Greenough started making boards specific to different surf spots, the perfect board for a favorite locale. He created symmetric and asymmetric boards, special to each wave, making alternative shapes rejected by the norm or finless boards. There wasn’t one board that was simply the right board.
Ryan was born in the Seattle area, started surfing after family visits to Hawaii when he was young and hasn’t stopped. Shaping started in 2005, at 19, when, instead of saving and buying a new board, he just built one. Except, “just building” turned into an obsession of method and craft.
He built a board for a friend to try out. This friend was a relatively prominent surfer in the surf lifestyle side of the sport and people started noticing. The boards weren’t just nice to look at. They performed well, they surfed well, they were made for people who knew how to surf by a surfer.
Ryan’s refined the method, destabilized the industry, and destabilized his own thoughts on shaping.
Ryan is reshaping the notion of asymmetric boards, influenced by Greenough, as well other shapers like Ryan Burch and Gregg Tally. His art influences his style, now, recently releasing a book that had a collection of images and thoughts.
With his shaping room only blocks from the Pacific Ocean, Ryan’s designs are innovative and experimental yet remain well constructed and fun to surf. He opts for hand tools and patience, taking the time to shape truly one of a kind surfboards.
His processes are local, though, his boards are international.Shaping tours are part of his business. Shapers invite Ryan to create a collection of boards in their locale to be sold in their shops. It’s in this uniqueness that his boards reside. All the same, his respect for those who came up before him and early surf culture shows in his attention to detail and the classic aesthetic.

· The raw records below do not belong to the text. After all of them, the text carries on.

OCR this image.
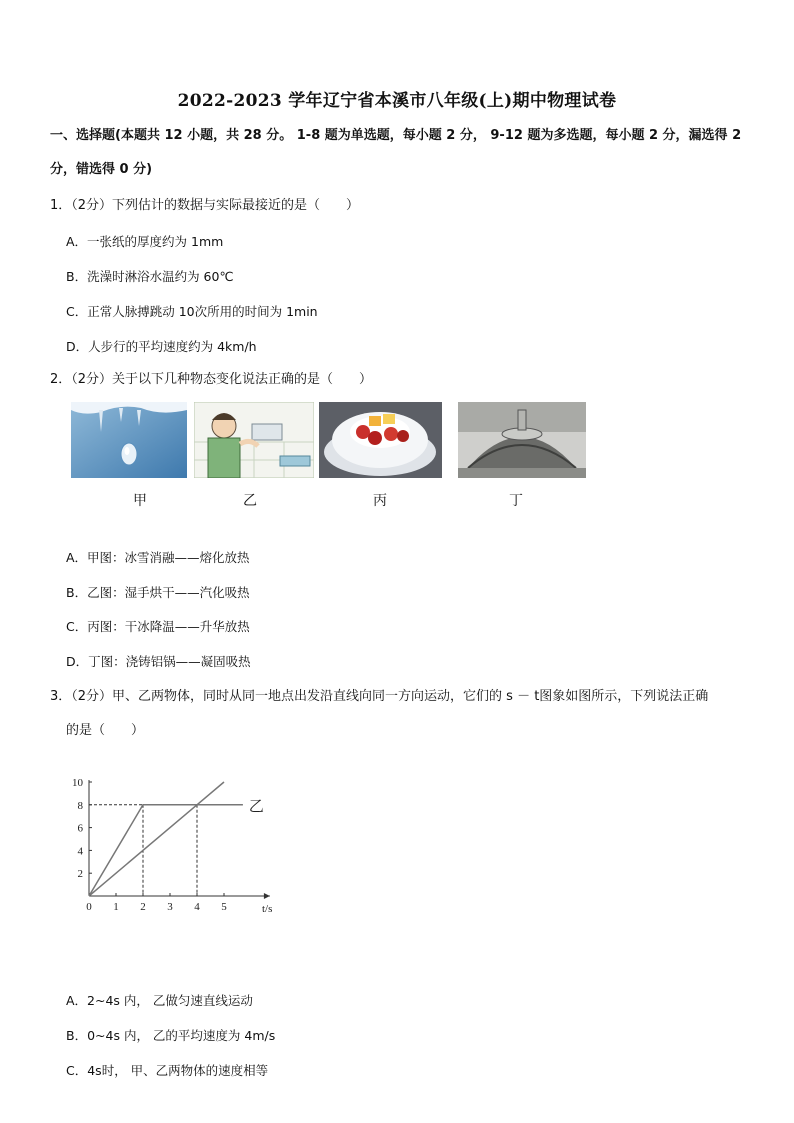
2022-2023 学年辽宁省本溪市八年级(上)期中物理试卷
一、选择题(本题共 12 小题，共 28 分。 1-8 题为单选题，每小题 2 分， 9-12 题为多选题，每小题 2 分，漏选得 2
分，错选得 0 分)
1．（2分）下列估计的数据与实际最接近的是（　　）
A．一张纸的厚度约为 1mm
B．洗澡时淋浴水温约为 60℃
C．正常人脉搏跳动 10次所用的时间为 1min
D．人步行的平均速度约为 4km/h
2．（2分）关于以下几种物态变化说法正确的是（　　）
甲	乙	丙	丁
A．甲图：冰雪消融——熔化放热
B．乙图：湿手烘干——汽化吸热
C．丙图：干冰降温——升华放热
D．丁图：浇铸铝锅——凝固吸热
3．（2分）甲、乙两物体，同时从同一地点出发沿直线向同一方向运动，它们的 s － t图象如图所示，下列说法正确
的是（　　）
0 1 2 3 4 5
2
4
6
8
10
t/s
乙
A．2~4s 内， 乙做匀速直线运动
B．0~4s 内， 乙的平均速度为 4m/s
C．4s时， 甲、乙两物体的速度相等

His shop is in Santa Barbara, his blanks (or what might be called decks in skate culture) are from Ventura and he might send them away for glass in other places. Or he might do it himself.
Ryan is part of an emerging young group of passionate creative who are restoring a sense of culture and community in the Santa Barbara area. Like other millennials, he is combing the past for tools, imagery, and spirit, merging old methods with new, paying homage to the forefathers before him. Through making, he is bringing back a sense of real quality in his handmade surfboards.